Personal information
- Name: 박재혁 (Park Jae-hyuk)
- Born: December 29, 1998 (age 27)
- Nationality: South Korean

Career information
- Playing career: 2016–present

Team history
- 2016: Stardust
- 2016–2017: Samsung Galaxy
- 2018–2022: Gen.G
- 2023–2024: JD Gaming
- 2025–present: Gen.G

Career highlights and awards
- World champion (2017) Worlds MVP (2017); ; 2× MSI champion (2023, 2025); Esports World Cup champion (2025); 3× LCK champion 2x LCK Finals MVP; LCK Season MVP; 3× LCK All-Pro First Team; 2× LCK Bot Laner of the Year; ; LCK Cup champion (2026); 2× LPL champion LPL Finals MVP; 2× LPL All-Pro First Team; ; No. 1 retired by Gen.G;
- Medal record
Esports
Representing South Korea
Asian Games
| Gold medal – first place | 2022 Hangzhou | League of Legends |
| Silver medal – second place | 2018 Jakarta – Palembang | League of Legends |

= Ruler (gamer) =

South Korean esports player (born 1998)

Park Jae-hyuk (박재혁; born December 29, 1998), better known as Ruler, is a South Korean professional League of Legends player for Gen.G. Throughout his career, he has won three League of Legends Champions Korea (LCK) titles, two League of Legends Pro League (LPL) titles, two Mid-Season Invitational (MSI) titles, and one World Championship title. He is considered one of the greatest marksman players of all time.

His career began in 2016 when he joined LCK Challengers League team Stardust. Later that year, he joined Samsung Galaxy of the LCK. He reached the 2016 League of Legends World Championship Final in his rookie season, and the following year, he won the 2017 World Championship. Ruler was picked up by KSV Esports, which was later rebranded to Gen.G, for the 2018 LCK season. From 2018 to 2022, he won one LCK title, in 2022 and made four World Championship appearances. He left the LCK to join LPL team JD Gaming for the 2023 season. In his first year, he won back-to-back LPL titles, won the 2023 Mid-Season Invitational, and made another Worlds appearance. Ruler parted ways with JD Gaming and signed back with Gen.G for the 2025 season in which he won the 2025 Mid-Season Invitational. He also represented the South Korean national team at the 2018 Asian Games, earning a silver medal, and the 2022 Asian Games, earning a gold. Ruler is the only other player aside from Deft that has won the LCK, LPL, MSI and Worlds.

Ruler's individual accomplishments include accolades such as a World Championship Most Valuable Player (MVP) award, an LCK season MVP award, three LCK First All-Pro Team designations, an LPL Finals MVP award, and two LPL First All-Pro Team designations. He also became the 11th player in the LCK to reach 1,000 kills, and the third to reach 2,000.

== Professional career ==
=== Early career (2016) ===
Ruler began his playing career in 2016 when he joined Stardust of Challengers Korea, a developmental league for the League of Legends Champions Korea (LCK).

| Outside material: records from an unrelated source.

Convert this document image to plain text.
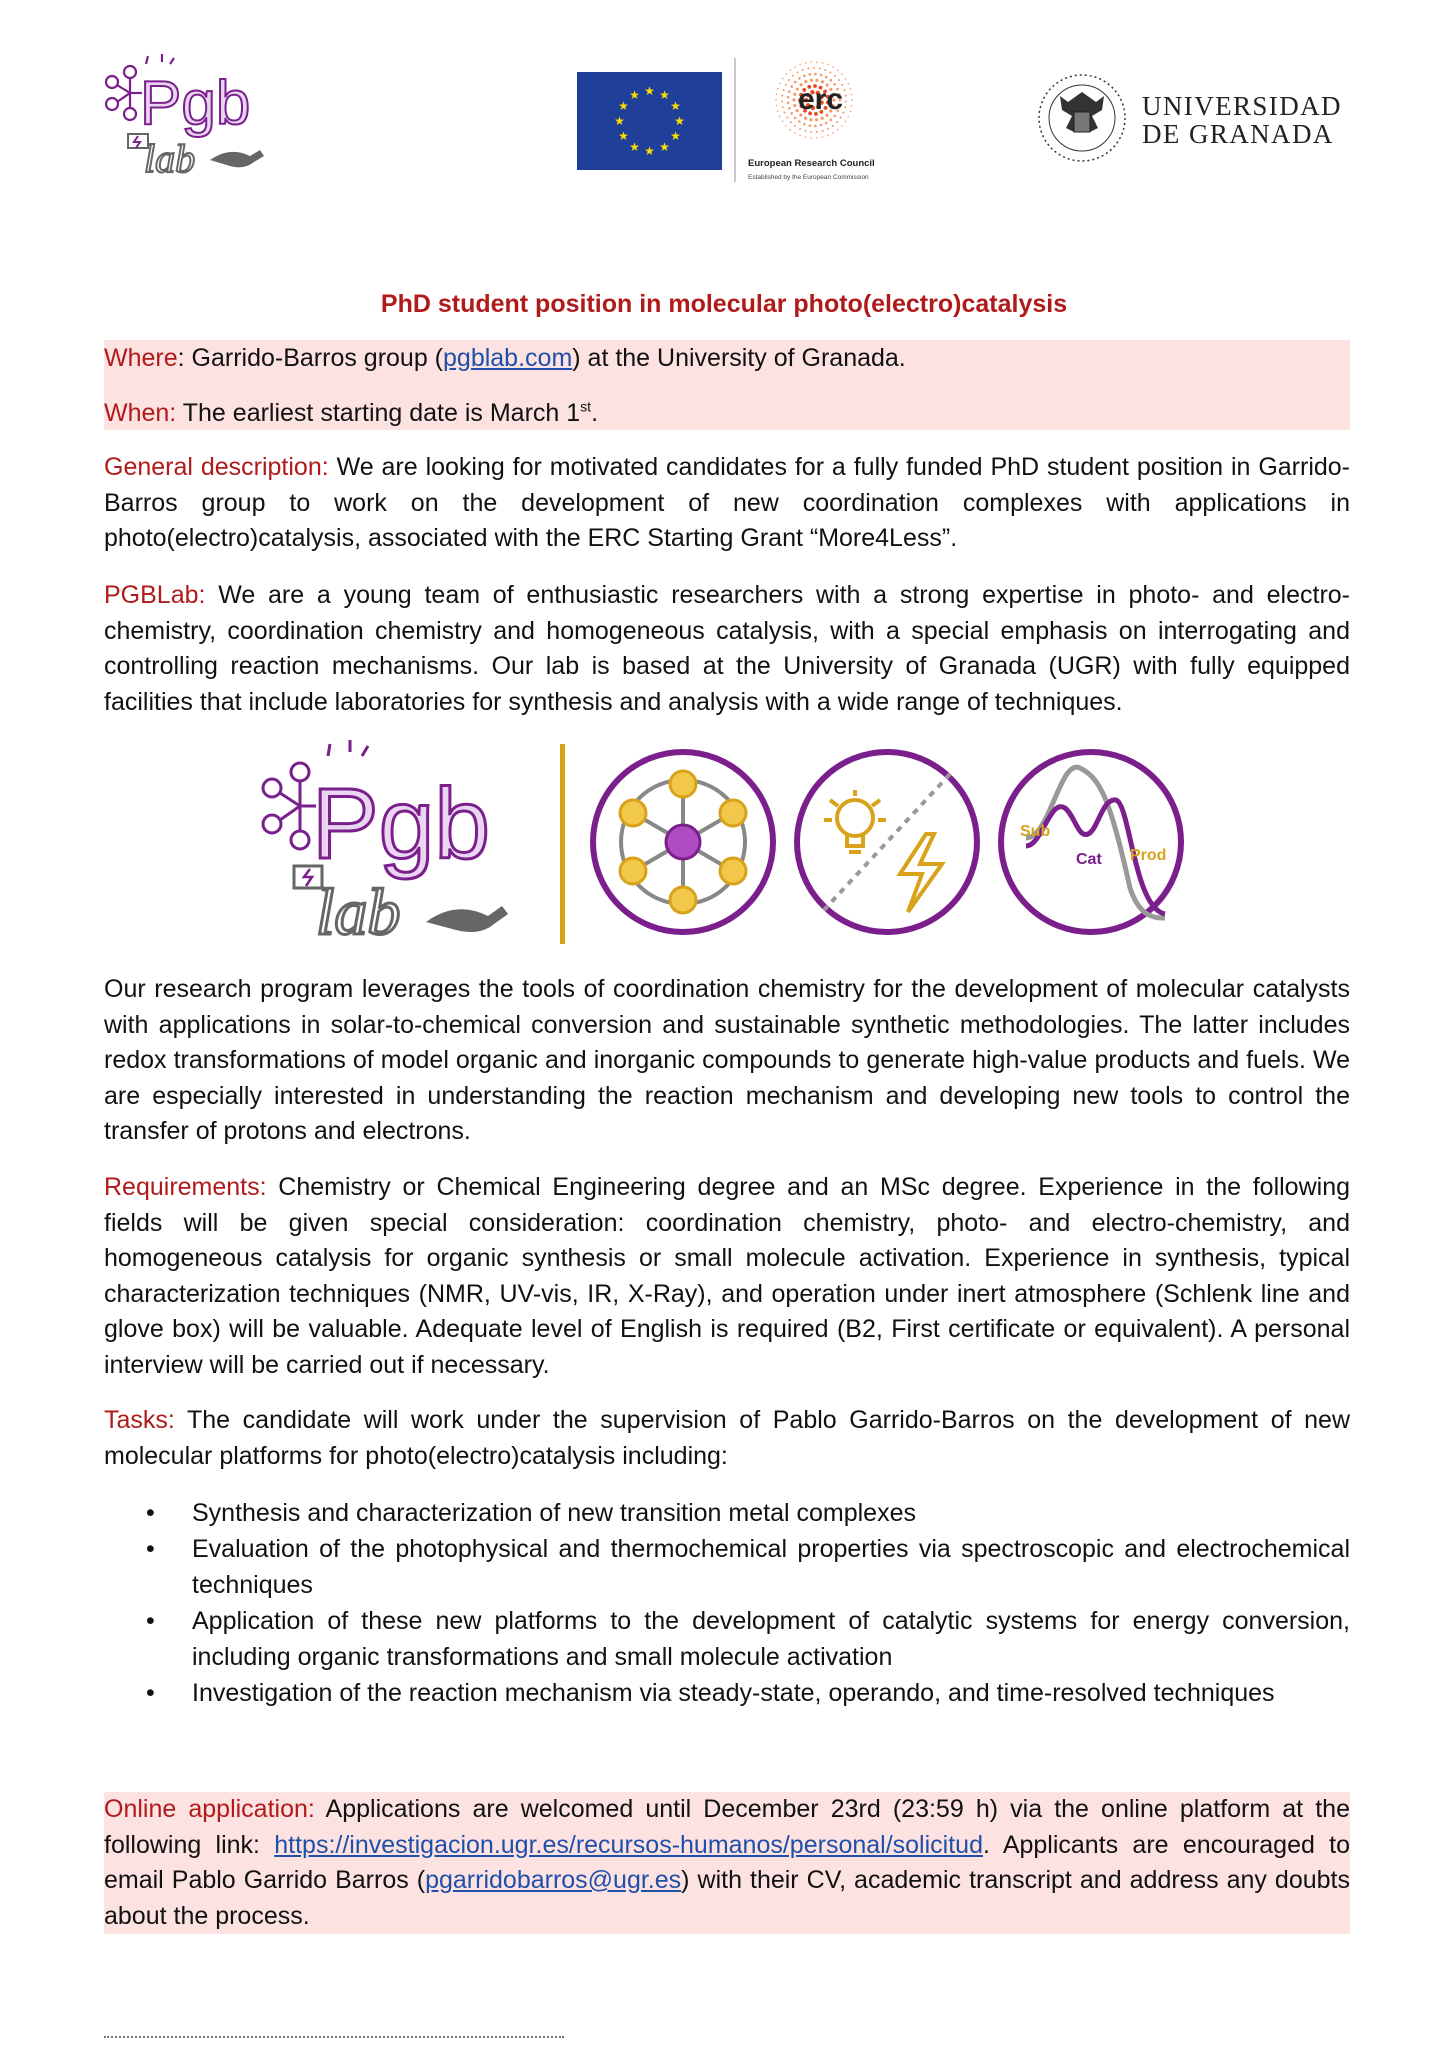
Pgb
lab
★
★
★
★
★
★
★
★
★ ★ ★
★	erc
European Research Council
Established by the European Commission
UNIVERSIDAD
DE GRANADA
PhD student position in molecular photo(electro)catalysis
Where: Garrido-Barros group (pgblab.com) at the University of Granada.
When: The earliest starting date is March 1st.
General description: We are looking for motivated candidates for a fully funded PhD student position in Garrido-Barros group to work on the development of new coordination complexes with applications in photo(electro)catalysis, associated with the ERC Starting Grant “More4Less”.
PGBLab: We are a young team of enthusiastic researchers with a strong expertise in photo- and electro-chemistry, coordination chemistry and homogeneous catalysis, with a special emphasis on interrogating and controlling reaction mechanisms. Our lab is based at the University of Granada (UGR) with fully equipped facilities that include laboratories for synthesis and analysis with a wide range of techniques.
Pgb
lab
Sub
Cat Prod
Our research program leverages the tools of coordination chemistry for the development of molecular catalysts with applications in solar-to-chemical conversion and sustainable synthetic methodologies. The latter includes redox transformations of model organic and inorganic compounds to generate high-value products and fuels. We are especially interested in understanding the reaction mechanism and developing new tools to control the transfer of protons and electrons.
Requirements: Chemistry or Chemical Engineering degree and an MSc degree. Experience in the following fields will be given special consideration: coordination chemistry, photo- and electro-chemistry, and homogeneous catalysis for organic synthesis or small molecule activation. Experience in synthesis, typical characterization techniques (NMR, UV-vis, IR, X-Ray), and operation under inert atmosphere (Schlenk line and glove box) will be valuable. Adequate level of English is required (B2, First certificate or equivalent). A personal interview will be carried out if necessary.
Tasks: The candidate will work under the supervision of Pablo Garrido-Barros on the development of new molecular platforms for photo(electro)catalysis including:
• Synthesis and characterization of new transition metal complexes
• Evaluation of the photophysical and thermochemical properties via spectroscopic and electrochemical techniques
• Application of these new platforms to the development of catalytic systems for energy conversion, including organic transformations and small molecule activation
• Investigation of the reaction mechanism via steady-state, operando, and time-resolved techniques
Online application: Applications are welcomed until December 23rd (23:59 h) via the online platform at the following link: https://investigacion.ugr.es/recursos-humanos/personal/solicitud. Applicants are encouraged to email Pablo Garrido Barros (pgarridobarros@ugr.es) with their CV, academic transcript and address any doubts about the process.
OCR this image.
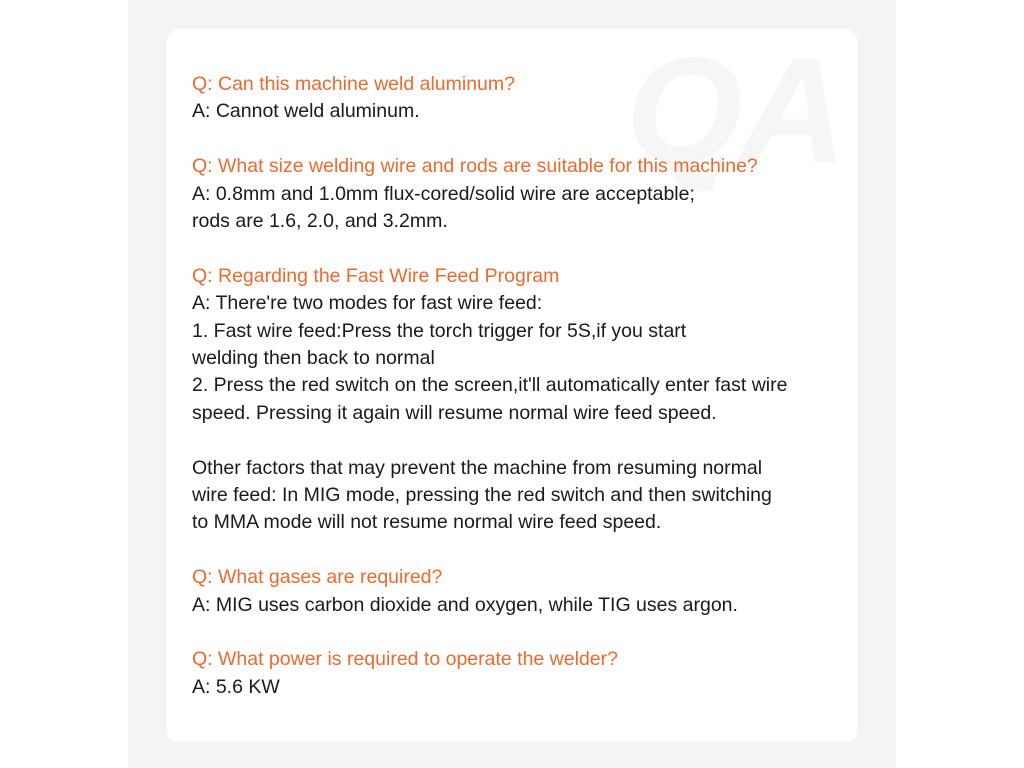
QA
Q: Can this machine weld aluminum?
A: Cannot weld aluminum.
Q: What size welding wire and rods are suitable for this machine?
A: 0.8mm and 1.0mm flux-cored/solid wire are acceptable;
rods are 1.6, 2.0, and 3.2mm.
Q: Regarding the Fast Wire Feed Program
A: There're two modes for fast wire feed:
1. Fast wire feed:Press the torch trigger for 5S,if you start
welding then back to normal
2. Press the red switch on the screen,it'll automatically enter fast wire
speed. Pressing it again will resume normal wire feed speed.
Other factors that may prevent the machine from resuming normal
wire feed: In MIG mode, pressing the red switch and then switching
to MMA mode will not resume normal wire feed speed.
Q: What gases are required?
A: MIG uses carbon dioxide and oxygen, while TIG uses argon.
Q: What power is required to operate the welder?
A: 5.6 KW
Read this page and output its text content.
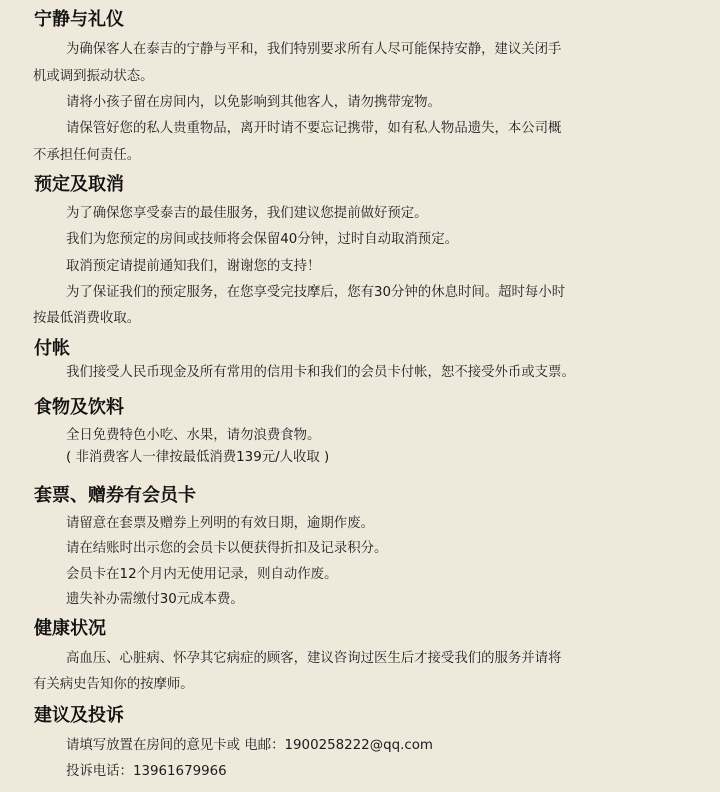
宁静与礼仪
为确保客人在泰吉的宁静与平和，我们特别要求所有人尽可能保持安静，建议关闭手
机或调到振动状态。
请将小孩子留在房间内，以免影响到其他客人，请勿携带宠物。
请保管好您的私人贵重物品，离开时请不要忘记携带，如有私人物品遗失，本公司概
不承担任何责任。
预定及取消
为了确保您享受泰吉的最佳服务，我们建议您提前做好预定。
我们为您预定的房间或技师将会保留40分钟，过时自动取消预定。
取消预定请提前通知我们，谢谢您的支持！
为了保证我们的预定服务，在您享受完技摩后，您有30分钟的休息时间。超时每小时
按最低消费收取。
付帐
我们接受人民币现金及所有常用的信用卡和我们的会员卡付帐，恕不接受外币或支票。
食物及饮料
全日免费特色小吃、水果，请勿浪费食物。
( 非消费客人一律按最低消费139元/人收取 )
套票、赠券有会员卡
请留意在套票及赠券上列明的有效日期，逾期作废。
请在结账时出示您的会员卡以便获得折扣及记录积分。
会员卡在12个月内无使用记录，则自动作废。
遗失补办需缴付30元成本费。
健康状况
高血压、心脏病、怀孕其它病症的顾客，建议咨询过医生后才接受我们的服务并请将
有关病史告知你的按摩师。
建议及投诉
请填写放置在房间的意见卡或 电邮：1900258222@qq.com
投诉电话：13961679966
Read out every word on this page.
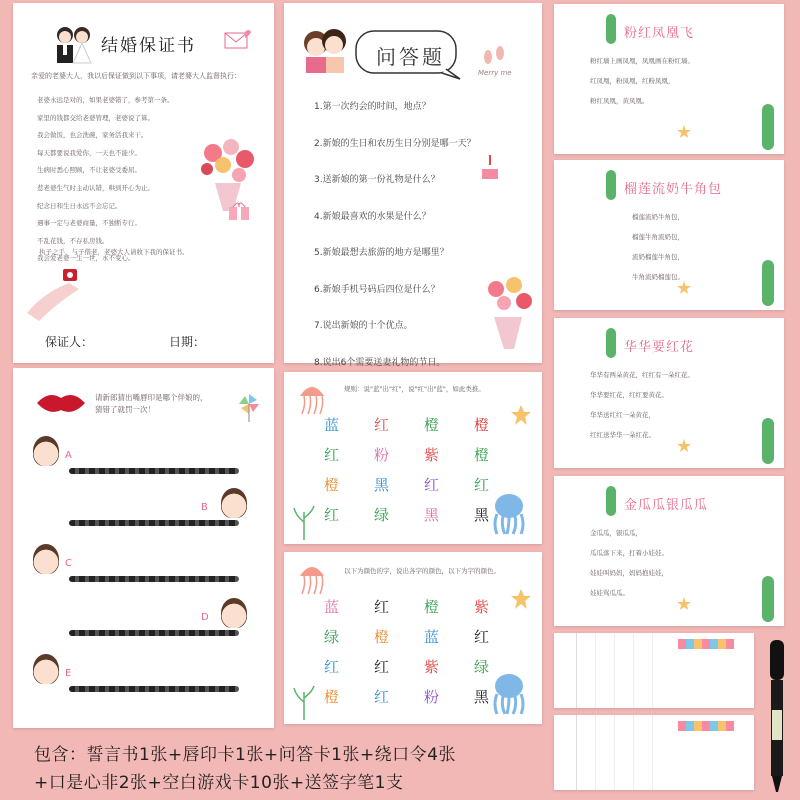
结婚保证书
亲爱的老婆大人，我以后保证做到以下事项，请老婆大人监督执行：
老婆永远是对的，如果老婆错了，参考第一条。
家里的钱都交给老婆管理，老婆说了算。
我会做饭，也会洗碗，家务活我来干。
每天都要说我爱你，一天也不能少。
生病时悉心照顾，不让老婆受委屈。
惹老婆生气时主动认错，哄到开心为止。
纪念日和生日永远不会忘记。
遇事一定与老婆商量，不独断专行。
不乱花钱，不存私房钱。
我会爱老婆一生一世，永不变心。
执子之手，与子偕老，老婆大人请收下我的保证书。
保证人：	日期：
问答题
Merry me
1.第一次约会的时间，地点？
2.新娘的生日和农历生日分别是哪一天？
3.送新娘的第一份礼物是什么？
4.新娘最喜欢的水果是什么？
5.新娘最想去旅游的地方是哪里？
6.新娘手机号码后四位是什么？
7.说出新娘的十个优点。
8.说出6个需要送妻礼物的节日。
请新郎猜出嘴唇印是哪个伴娘的，
猜错了就罚一次！
A
B
C
D
E
规则：说"蓝"出"红"，说"红"出"蓝"，如此类推。
蓝 红 橙 橙
红 粉 紫 橙
橙 黑 红 红
红 绿 黑 黑
以下为颜色的字，说出各字的颜色，以下为字的颜色。
蓝 红 橙 紫
绿 橙 蓝 红
红 红 紫 绿
橙 红 粉 黑
粉红凤凰飞
粉红墙上画凤凰，凤凰画在粉红墙。
红凤凰，粉凤凰，红粉凤凰，
粉红凤凰，黄凤凰。
★
榴莲流奶牛角包
榴莲流奶牛角包，
榴莲牛角流奶包，
流奶榴莲牛角包，
牛角流奶榴莲包。
★
华华要红花
华华有两朵黄花，红红有一朵红花。
华华要红花，红红要黄花。
华华送红红一朵黄花，
红红送华华一朵红花。
★
金瓜瓜银瓜瓜
金瓜瓜，银瓜瓜，
瓜瓜落下来，打着小娃娃。
娃娃叫妈妈，妈妈抱娃娃，
娃娃骂瓜瓜。
★
包含：誓言书1张+唇印卡1张+问答卡1张+绕口令4张
+口是心非2张+空白游戏卡10张+送签字笔1支
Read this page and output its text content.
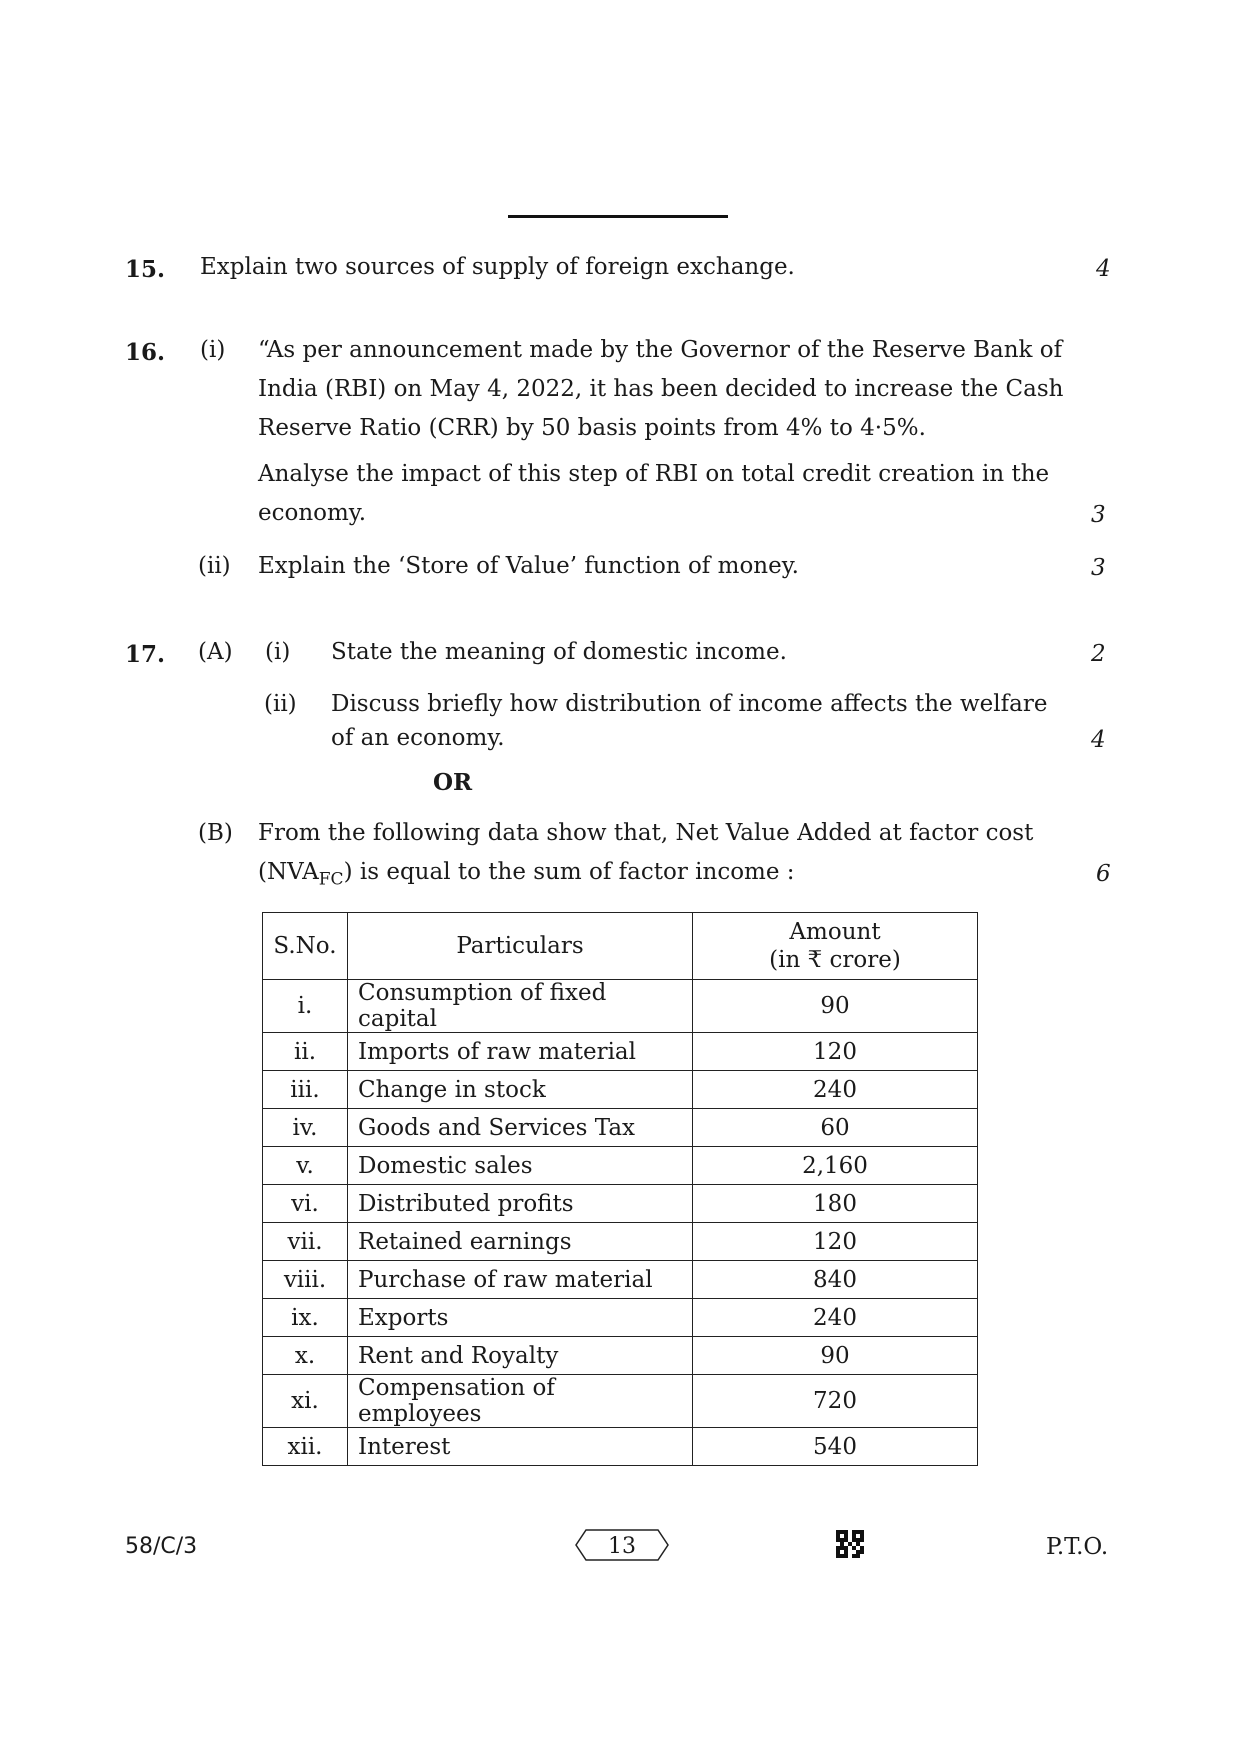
15. Explain two sources of supply of foreign exchange.	4
16. (i) “As per announcement made by the Governor of the Reserve Bank of
India (RBI) on May 4, 2022, it has been decided to increase the Cash
Reserve Ratio (CRR) by 50 basis points from 4% to 4·5%.
Analyse the impact of this step of RBI on total credit creation in the
economy.	3
(ii) Explain the ‘Store of Value’ function of money.	3
17. (A) (i) State the meaning of domestic income.	2
(ii) Discuss briefly how distribution of income affects the welfare
of an economy.	4
OR
(B) From the following data show that, Net Value Added at factor cost
$(NVA_{FC})$ is equal to the sum of factor income :	6
S.No.	Particulars	Amount
(in ₹ crore)

i.	Consumption of fixed capital	90
ii.	Imports of raw material	120
iii.	Change in stock	240
iv.	Goods and Services Tax	60
v.	Domestic sales	2,160
vi.	Distributed profits	180
vii.	Retained earnings	120
viii.	Purchase of raw material	840
ix.	Exports	240
x.	Rent and Royalty	90
xi.	Compensation of employees	720
xii.	Interest	540
58/C/3	13	P.T.O.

=== Samsung Galaxy (2016–2017) ===
Ruler was signed by Samsung Galaxy (SSG) for the 2016 LCK Summer Split. SSG finished the split in fourth place in the standings. In the first round of the playoffs, SSG defeated Afreeca Freecs. Their opponents in the next round was KT Rolster, whom they lost to 0 games to 3, ending their playoff run. Accumulating 50 championship points, SSG entered the LCK regional qualifier for the 2016 World Championship. They secured the third LCK seed for Worlds by defeating KT Rolster in the finals. After advancing as the top seed from their group, SSG swept both Cloud9 and H2k-Gaming in the playoffs, earning a spot in the final against SK Telecom T1 (SKT). In the best-of five series, SKT won the first two games. After 25 minutes into in game three, SSG was losing 0–7, but four minutes later, SSG won a 3–0 fight due in part to Ruler's high damage output. Samsung went on to win the game 19–17 after 71 minutes. Following a win in game four, the match went to a decisive fifth game. Eight minutes in, Ruler killed SKT's Bae "Bengi" Sung-woong after a bad invade. However, SSG ultimately lost the game 8–13, finishing Worlds in second place.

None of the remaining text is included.